I'm not complaining. I choose to do this and I wouldn't have it any other way. Still, I was just slightly unprepared for the challenge of committing myself to a daily post. This isn't simply a matter of "finding the time" during the day to do it but making certain that I have a decent topic to post. Okay, okay, I'm sure many of you think I might have missed the mark more than a few times, but in the end we all follow our hearts.
"Sure, there will always be something for me to write about," I thought. For the most part, that is true. There are, however, those other times...like right now...where I don't have enough entertainment/educational value to what I'm doing to stick to the coded page. Then, I don't think I need to tell you, I'm screwed.
It's not just a matter of fresh, daily material, either. It takes time away from my family. I'm not proud but I will admit to there having been a few times during the lifespan of this blog and many more over my tenure with computers, where I have begun a project at around noon with the bright sun overhead. After becoming engrossed with writing, searching, surfing, Tweeting, et. al. I suddenly realized that the sun had set. Yeah, that takes a little bit of 'splainin' with the family. If I didn't live with someone else I'd probably find myself brushing cobwebs from my shoulders. That juggling act between writing and domestic life is one I've really come to tussle with.
Then there are the comments. Oh yes the comments. I like to make sure I respond to every comment that I get. The way I see it, I'm lucky anyone at all is willing to stop by and read my content. If they have taken the time for that extra step to write me a note or ask me a question, I want to pounce on it and answer. If I get an email notification that I have a comment, I stop what I'm doing and reply to it as soon as I can. Why? Won't Blogger notify me of the comment next time I log on? And if I'm posting close to daily, won't that be soon enough? Probably. Nevertheless, I'm always afraid that I will forget to answer and thus appear rude to someone who made the effort to comment.
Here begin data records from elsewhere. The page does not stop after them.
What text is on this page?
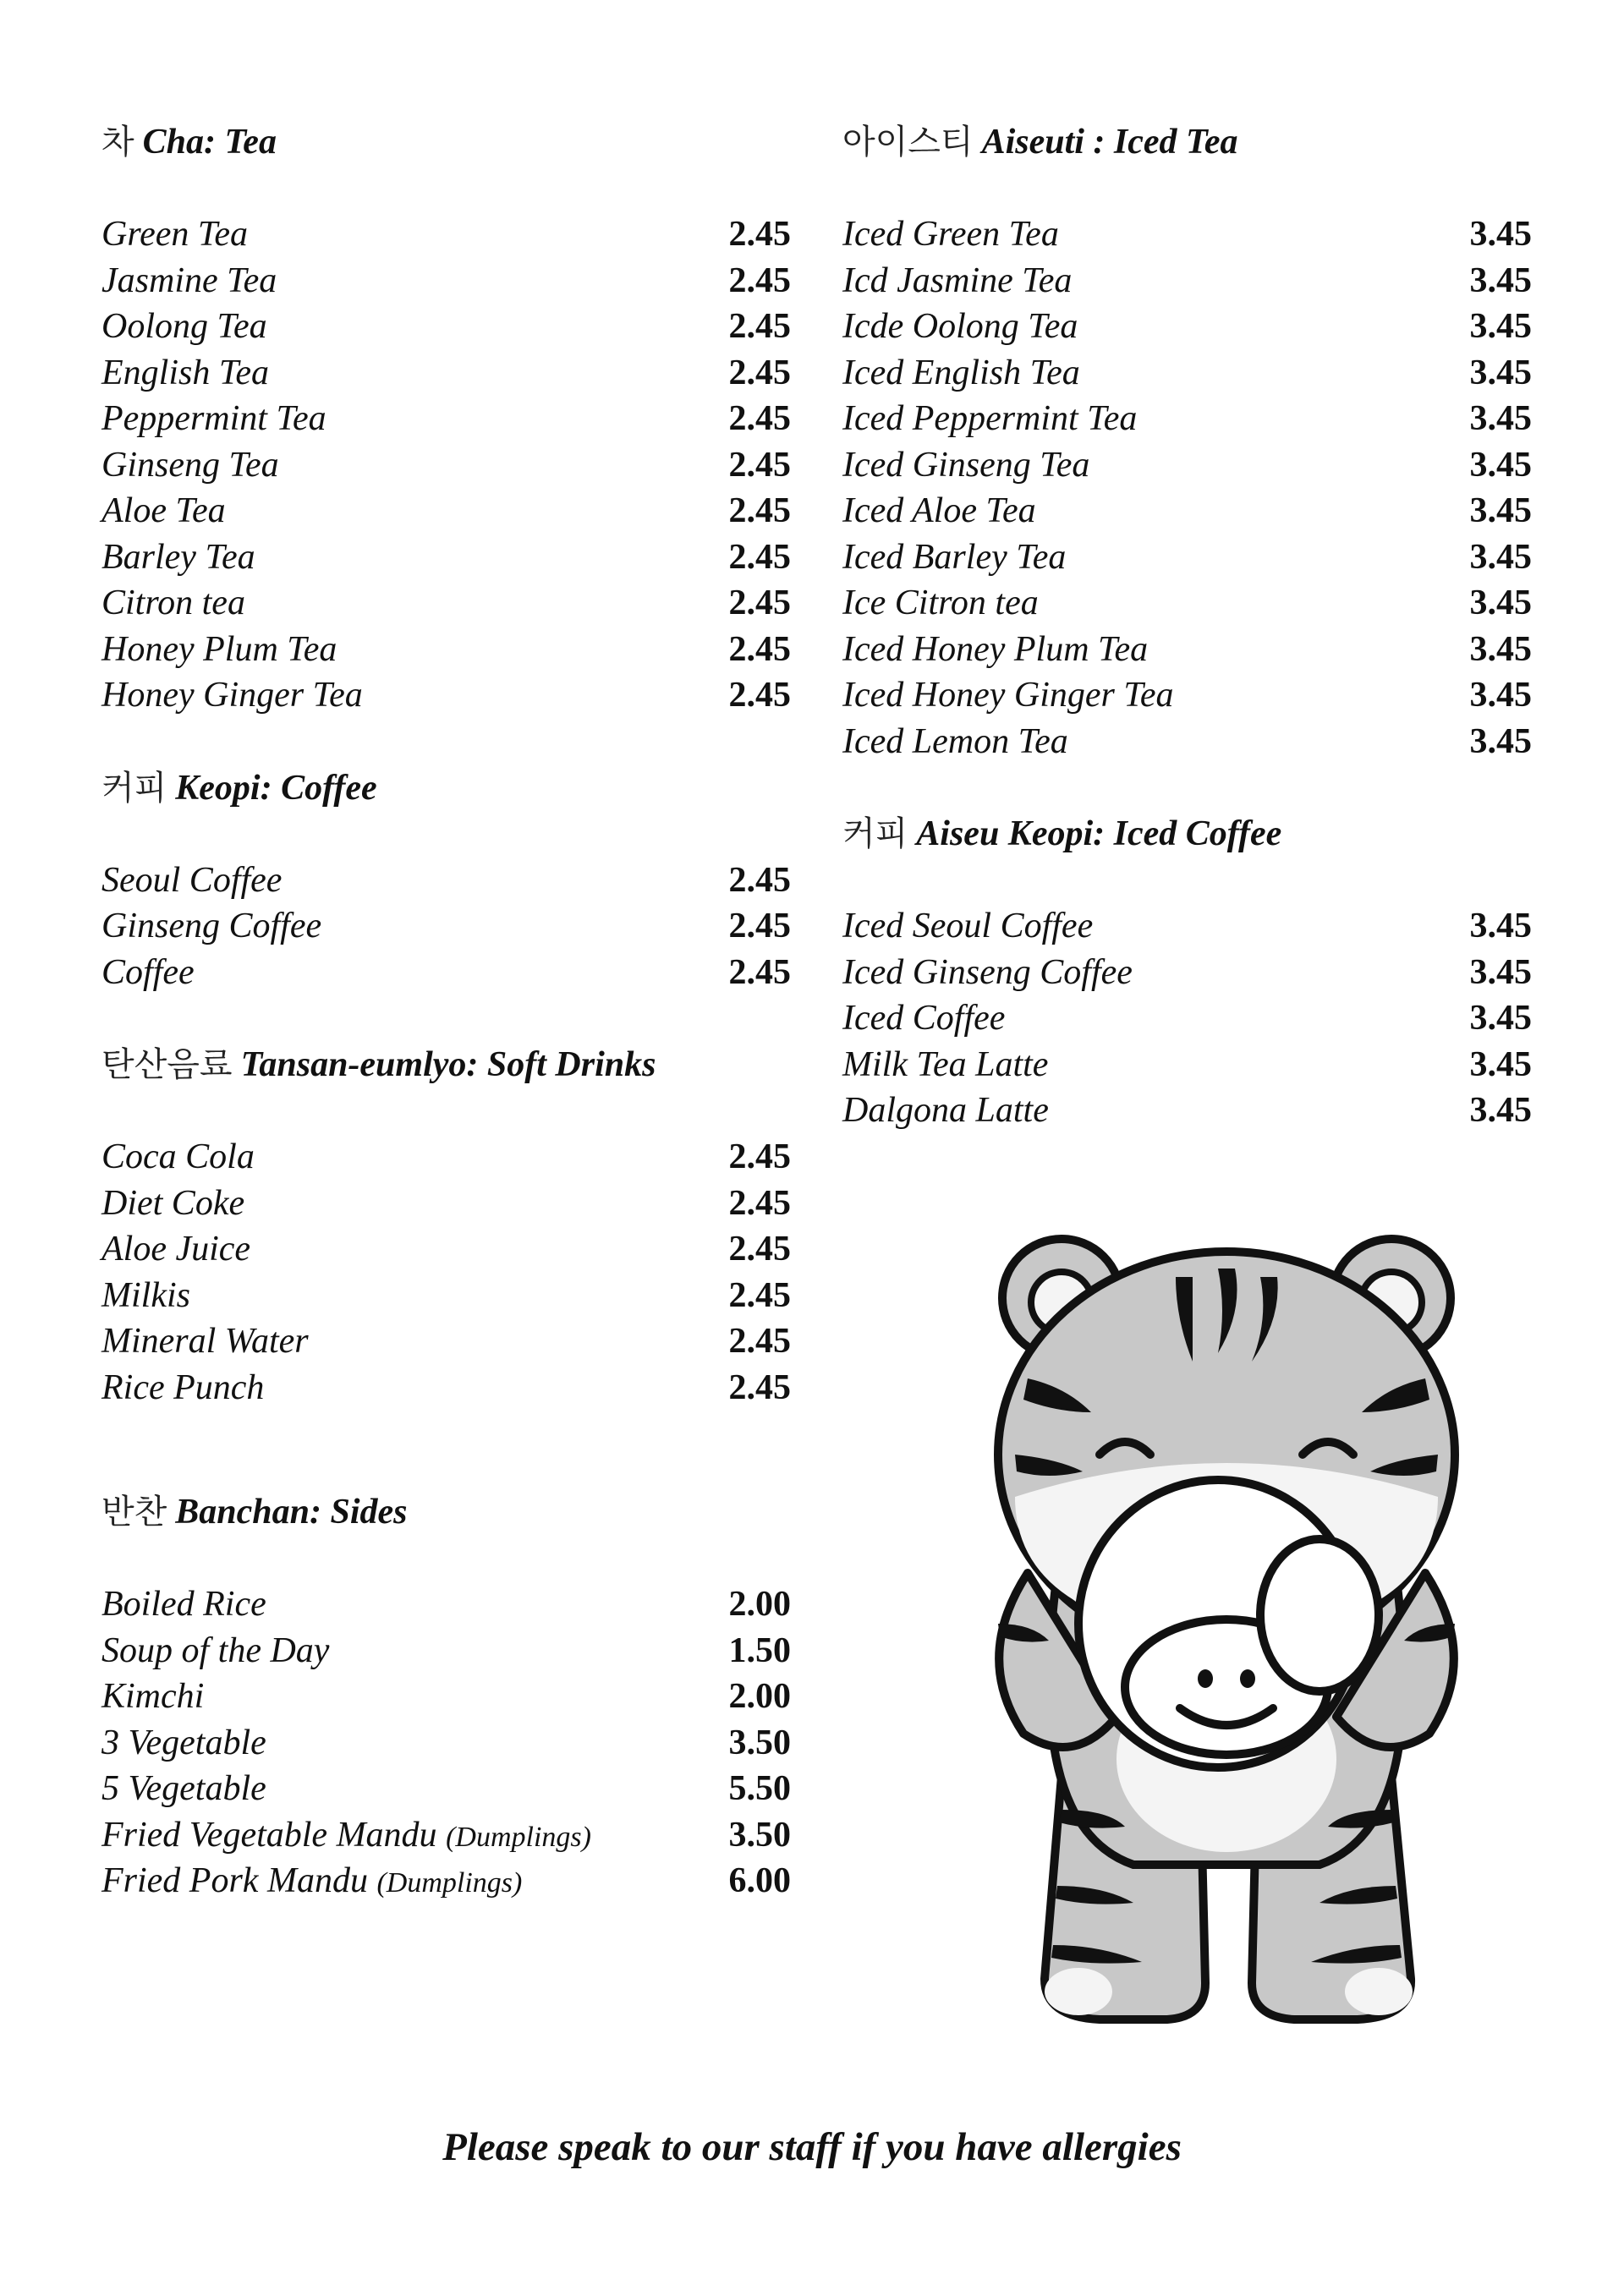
차 Cha: Tea
Green Tea	2.45
Jasmine Tea	2.45
Oolong Tea	2.45
English Tea	2.45
Peppermint Tea	2.45
Ginseng Tea	2.45
Aloe Tea	2.45
Barley Tea	2.45
Citron tea	2.45
Honey Plum Tea	2.45
Honey Ginger Tea	2.45
커피 Keopi: Coffee
Seoul Coffee	2.45
Ginseng Coffee	2.45
Coffee	2.45
탄산음료 Tansan-eumlyo: Soft Drinks
Coca Cola	2.45
Diet Coke	2.45
Aloe Juice	2.45
Milkis	2.45
Mineral Water	2.45
Rice Punch	2.45
반찬 Banchan: Sides
Boiled Rice	2.00
Soup of the Day	1.50
Kimchi	2.00
3 Vegetable	3.50
5 Vegetable	5.50
Fried Vegetable Mandu (Dumplings)	3.50
Fried Pork Mandu (Dumplings)	6.00
아이스티 Aiseuti : Iced Tea
Iced Green Tea	3.45
Icd Jasmine Tea	3.45
Icde Oolong Tea	3.45
Iced English Tea	3.45
Iced Peppermint Tea	3.45
Iced Ginseng Tea	3.45
Iced Aloe Tea	3.45
Iced Barley Tea	3.45
Ice Citron tea	3.45
Iced Honey Plum Tea	3.45
Iced Honey Ginger Tea	3.45
Iced Lemon Tea	3.45
커피 Aiseu Keopi: Iced Coffee
Iced Seoul Coffee	3.45
Iced Ginseng Coffee	3.45
Iced Coffee	3.45
Milk Tea Latte	3.45
Dalgona Latte	3.45
Please speak to our staff if you have allergies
Additionally, the vast majority of comments have positive feedback and I want to make certain to express my gratitude. Oh I've had one or two snark-filled jibes (I'm looking at you, Victoria) that cause additional stress, but you're going to get those no matter what and a little bit of panache is all you really need to allow them to deftly slide from your personage.
Good bloggers should also read other blogs and comment on them. There are blogs I head over to the first new post that I see, blogs like Pop Trash Beauty and This Blessed Plot. Really, however, I should be reading far more than those. If I want more traffic for and comments on my blog, then I need to be an active reader myself. Gonna work on it. Promise.
Do not fear or misunderstand, I will continue blogging for a very long time. As long as I am physically able. Just need a bit of venting.